You can also use bitwise logic with MySQL. role_id must be in BASE 2 (0, 1, 2, 4, 8, 16, 32...)
role_id | label
--------+-----------------
1 | Admin
2 | User
4 | Author
user_id | name | role
--------+-----------------
1 | John | 1
2 | Steve | 3
3 | Jack | 6
Bitwise logic allows you to select all user roles
SELECT * FROM users WHERE role & 1
-- returns all Admin users
SELECT * FROM users WHERE role & 5
-- returns all users who are admin or Author because 5 = 1 + 4
SELECT * FROM users WHERE role & 6
-- returns all users who are User or Author because 6 = 2 + 4
From your question what I got,
Suppose, you have to table. one is "meal" table and another one is "combo_meal" table. Now I think you want to store multiple meal_id inside one combo_meal_id without separating coma[,]. And you said that it'll make your DB to more standard.

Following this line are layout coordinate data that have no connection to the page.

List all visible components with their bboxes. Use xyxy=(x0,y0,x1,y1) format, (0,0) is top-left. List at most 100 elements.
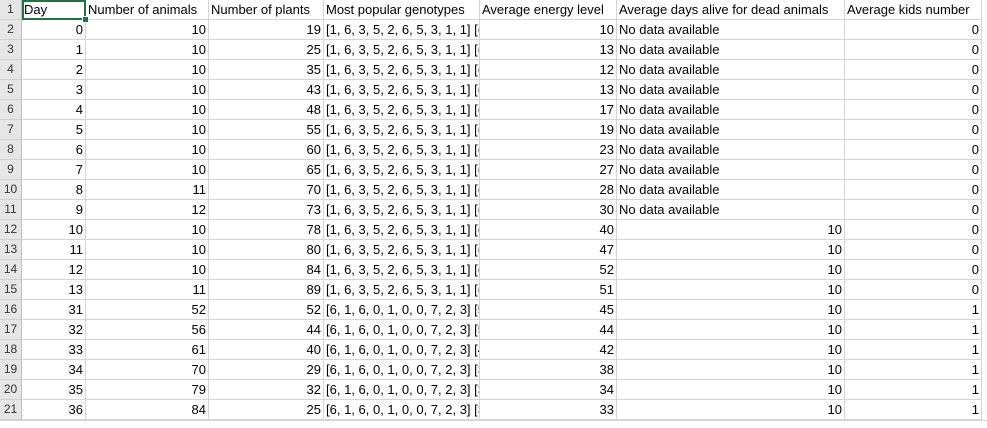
cell-animals[interactable]: 10 xyxy=(86,40,209,60)
cell-days-alive[interactable]: 10 xyxy=(617,340,845,360)
cell-genotypes[interactable]: [1, 6, 3, 5, 2, 6, 5, 3, 1, 1] [( xyxy=(324,100,480,120)
row-header[interactable]: 16 xyxy=(0,300,22,320)
cell-energy[interactable]: 23 xyxy=(480,140,617,160)
cell-genotypes[interactable]: [1, 6, 3, 5, 2, 6, 5, 3, 1, 1] [( xyxy=(324,80,480,100)
cell-genotypes[interactable]: [6, 1, 6, 0, 1, 0, 0, 7, 2, 3] [5 xyxy=(324,320,480,340)
cell-energy[interactable]: 33 xyxy=(480,400,617,420)
row-header[interactable]: 5 xyxy=(0,80,22,100)
cell-plants[interactable]: 60 xyxy=(209,140,324,160)
cell-days-alive[interactable]: No data available xyxy=(617,160,845,180)
row-header[interactable]: 4 xyxy=(0,60,22,80)
cell-plants[interactable]: 43 xyxy=(209,80,324,100)
cell-animals[interactable]: 10 xyxy=(86,260,209,280)
cell-animals[interactable]: 10 xyxy=(86,220,209,240)
cell-plants[interactable]: 29 xyxy=(209,360,324,380)
cell-genotypes[interactable]: [6, 1, 6, 0, 1, 0, 0, 7, 2, 3] [3 xyxy=(324,360,480,380)
cell-genotypes[interactable]: [1, 6, 3, 5, 2, 6, 5, 3, 1, 1] [( xyxy=(324,60,480,80)
cell-days-alive[interactable]: No data available xyxy=(617,80,845,100)
cell-genotypes[interactable]: [1, 6, 3, 5, 2, 6, 5, 3, 1, 1] [( xyxy=(324,40,480,60)
cell-day[interactable]: 4 xyxy=(22,100,86,120)
cell-kids[interactable]: 0 xyxy=(845,40,982,60)
cell-plants[interactable]: 73 xyxy=(209,200,324,220)
cell-plants[interactable]: 89 xyxy=(209,280,324,300)
cell-kids[interactable]: 1 xyxy=(845,380,982,400)
row-header[interactable]: 6 xyxy=(0,100,22,120)
row-header[interactable]: 17 xyxy=(0,320,22,340)
cell-energy[interactable]: 13 xyxy=(480,40,617,60)
cell-genotypes[interactable]: [1, 6, 3, 5, 2, 6, 5, 3, 1, 1] [( xyxy=(324,200,480,220)
header-cell-kids[interactable]: Average kids number xyxy=(845,0,982,20)
row-header[interactable]: 8 xyxy=(0,140,22,160)
cell-kids[interactable]: 1 xyxy=(845,300,982,320)
cell-day[interactable]: 33 xyxy=(22,340,86,360)
header-cell-animals[interactable]: Number of animals xyxy=(86,0,209,20)
cell-days-alive[interactable]: 10 xyxy=(617,380,845,400)
cell-plants[interactable]: 35 xyxy=(209,60,324,80)
cell-genotypes[interactable]: [1, 6, 3, 5, 2, 6, 5, 3, 1, 1] [( xyxy=(324,20,480,40)
cell-kids[interactable]: 0 xyxy=(845,140,982,160)
cell-genotypes[interactable]: [1, 6, 3, 5, 2, 6, 5, 3, 1, 1] [( xyxy=(324,120,480,140)
row-header[interactable]: 12 xyxy=(0,220,22,240)
row-header[interactable]: 11 xyxy=(0,200,22,220)
row-header[interactable]: 3 xyxy=(0,40,22,60)
row-header[interactable]: 18 xyxy=(0,340,22,360)
cell-kids[interactable]: 0 xyxy=(845,160,982,180)
cell-plants[interactable]: 32 xyxy=(209,380,324,400)
row-header[interactable]: 13 xyxy=(0,240,22,260)
cell-genotypes[interactable]: [1, 6, 3, 5, 2, 6, 5, 3, 1, 1] [( xyxy=(324,180,480,200)
cell-energy[interactable]: 12 xyxy=(480,60,617,80)
cell-plants[interactable]: 25 xyxy=(209,400,324,420)
cell-day[interactable]: 2 xyxy=(22,60,86,80)
cell-plants[interactable]: 84 xyxy=(209,260,324,280)
cell-animals[interactable]: 11 xyxy=(86,180,209,200)
cell-kids[interactable]: 0 xyxy=(845,260,982,280)
cell-days-alive[interactable]: No data available xyxy=(617,200,845,220)
cell-genotypes[interactable]: [6, 1, 6, 0, 1, 0, 0, 7, 2, 3] [4 xyxy=(324,340,480,360)
cell-plants[interactable]: 25 xyxy=(209,40,324,60)
cell-energy[interactable]: 44 xyxy=(480,320,617,340)
cell-day[interactable]: 31 xyxy=(22,300,86,320)
cell-day[interactable]: 5 xyxy=(22,120,86,140)
cell-days-alive[interactable]: 10 xyxy=(617,360,845,380)
cell-genotypes[interactable]: [6, 1, 6, 0, 1, 0, 0, 7, 2, 3] [3 xyxy=(324,400,480,420)
cell-plants[interactable]: 19 xyxy=(209,20,324,40)
cell-kids[interactable]: 0 xyxy=(845,100,982,120)
cell-days-alive[interactable]: No data available xyxy=(617,180,845,200)
cell-kids[interactable]: 0 xyxy=(845,280,982,300)
cell-days-alive[interactable]: 10 xyxy=(617,320,845,340)
cell-day[interactable]: 12 xyxy=(22,260,86,280)
row-header[interactable]: 14 xyxy=(0,260,22,280)
cell-energy[interactable]: 47 xyxy=(480,240,617,260)
cell-energy[interactable]: 40 xyxy=(480,220,617,240)
cell-days-alive[interactable]: 10 xyxy=(617,260,845,280)
cell-days-alive[interactable]: No data available xyxy=(617,140,845,160)
cell-day[interactable]: 32 xyxy=(22,320,86,340)
cell-energy[interactable]: 52 xyxy=(480,260,617,280)
cell-animals[interactable]: 12 xyxy=(86,200,209,220)
cell-day[interactable]: 34 xyxy=(22,360,86,380)
cell-kids[interactable]: 1 xyxy=(845,320,982,340)
cell-plants[interactable]: 48 xyxy=(209,100,324,120)
fill-handle[interactable] xyxy=(82,16,89,23)
cell-animals[interactable]: 61 xyxy=(86,340,209,360)
cell-genotypes[interactable]: [6, 1, 6, 0, 1, 0, 0, 7, 2, 3] [3 xyxy=(324,380,480,400)
header-cell-day[interactable]: Day xyxy=(22,0,86,20)
cell-energy[interactable]: 42 xyxy=(480,340,617,360)
header-cell-genotypes[interactable]: Most popular genotypes xyxy=(324,0,480,20)
cell-day[interactable]: 7 xyxy=(22,160,86,180)
cell-animals[interactable]: 10 xyxy=(86,60,209,80)
cell-kids[interactable]: 1 xyxy=(845,400,982,420)
row-header[interactable]: 2 xyxy=(0,20,22,40)
cell-kids[interactable]: 1 xyxy=(845,360,982,380)
cell-kids[interactable]: 0 xyxy=(845,60,982,80)
cell-energy[interactable]: 27 xyxy=(480,160,617,180)
cell-day[interactable]: 35 xyxy=(22,380,86,400)
cell-days-alive[interactable]: 10 xyxy=(617,400,845,420)
cell-energy[interactable]: 34 xyxy=(480,380,617,400)
header-cell-days-alive[interactable]: Average days alive for dead animals xyxy=(617,0,845,20)
row-header[interactable]: 9 xyxy=(0,160,22,180)
cell-days-alive[interactable]: 10 xyxy=(617,280,845,300)
cell-kids[interactable]: 0 xyxy=(845,240,982,260)
cell-plants[interactable]: 65 xyxy=(209,160,324,180)
cell-animals[interactable]: 10 xyxy=(86,140,209,160)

If I not getting wrong from your question then please read carefully my suggestion bellow. It may be help you.
First think is your concept is right. Definitely it'll give you more standard DB.
For this you have to create one more table [ example table: combo_meal_relation ] for referencing those two table data. May be one visible example will clear it.
meal table
+------+--------+-----------+---------+
| id | name | serving | price |
+------+--------+-----------+---------+
| 1 | soup1 | 2 person | 12.50 |
+------+--------+-----------+---------+
| 2 | soup2 | 2 person | 15.50 |
+------+--------+-----------+---------+
| 3 | soup3 | 2 person | 23.00 |
+------+--------+-----------+---------+
| 4 | drink1 | 2 person | 4.50 |
+------+--------+-----------+---------+
| 5 | drink2 | 2 person | 3.50 |
+------+--------+-----------+---------+
| 6 | drink3 | 2 person | 5.50 |
+------+--------+-----------+---------+
| 7 | frui1 | 2 person | 3.00 |
+------+--------+-----------+---------+
| 8 | fruit2 | 2 person | 3.50 |
+------+--------+-----------+---------+
| 9 | fruit3 | 2 person | 4.50 |
+------+--------+-----------+---------+
combo_meal table
+------+--------------+-----------+
| id | combo_name | serving |
+------+--------------+-----------+
| 1 | combo1 | 2 person |
+------+--------------+-----------+
| 2 | combo2 | 2 person |
+------+--------------+-----------+
| 4 | combo3 | 2 person |
+------+--------------+-----------+
combo_meal_relation
+------+--------------+-----------+
| id | combo_meal_id| meal_id |
+------+--------------+-----------+
| 1 | 1 | 1 |
+------+--------------+-----------+
| 2 | 1 | 2 |
+------+--------------+-----------+
| 3 | 1 | 3 |
+------+--------------+-----------+
| 4 | 2 | 4 |
+------+--------------+-----------+
| 5 | 2 | 2 |
+------+--------------+-----------+
| 6 | 2 | 7 |
+------+--------------+-----------+
When you search inside table then it'll generate faster result.
search query:
SELECT m.*
FROM combo_meal cm
JOIN meal m
ON m.id = cm.meal_id
WHERE cm.combo_id = 1
Hopefully you understand :)
You could do something like this
INSERT INTO table (id, roles) VALUES ('', '2,3,4');
Then to find it use FIND_IN_SET
As you might already know, storing multiple values in a cell goes against 1NF form. If youre fine with that, using a json column type is a great way and has good methods to query properly.
SELECT * FROM table_name
WHERE JSON_CONTAINS(column_name, '"value 2"', '$')
Will return any entry with json data like
[
"value",
"value 2",
"value 3"
]
Youre using json, so remember, youre query performance will go down the drain.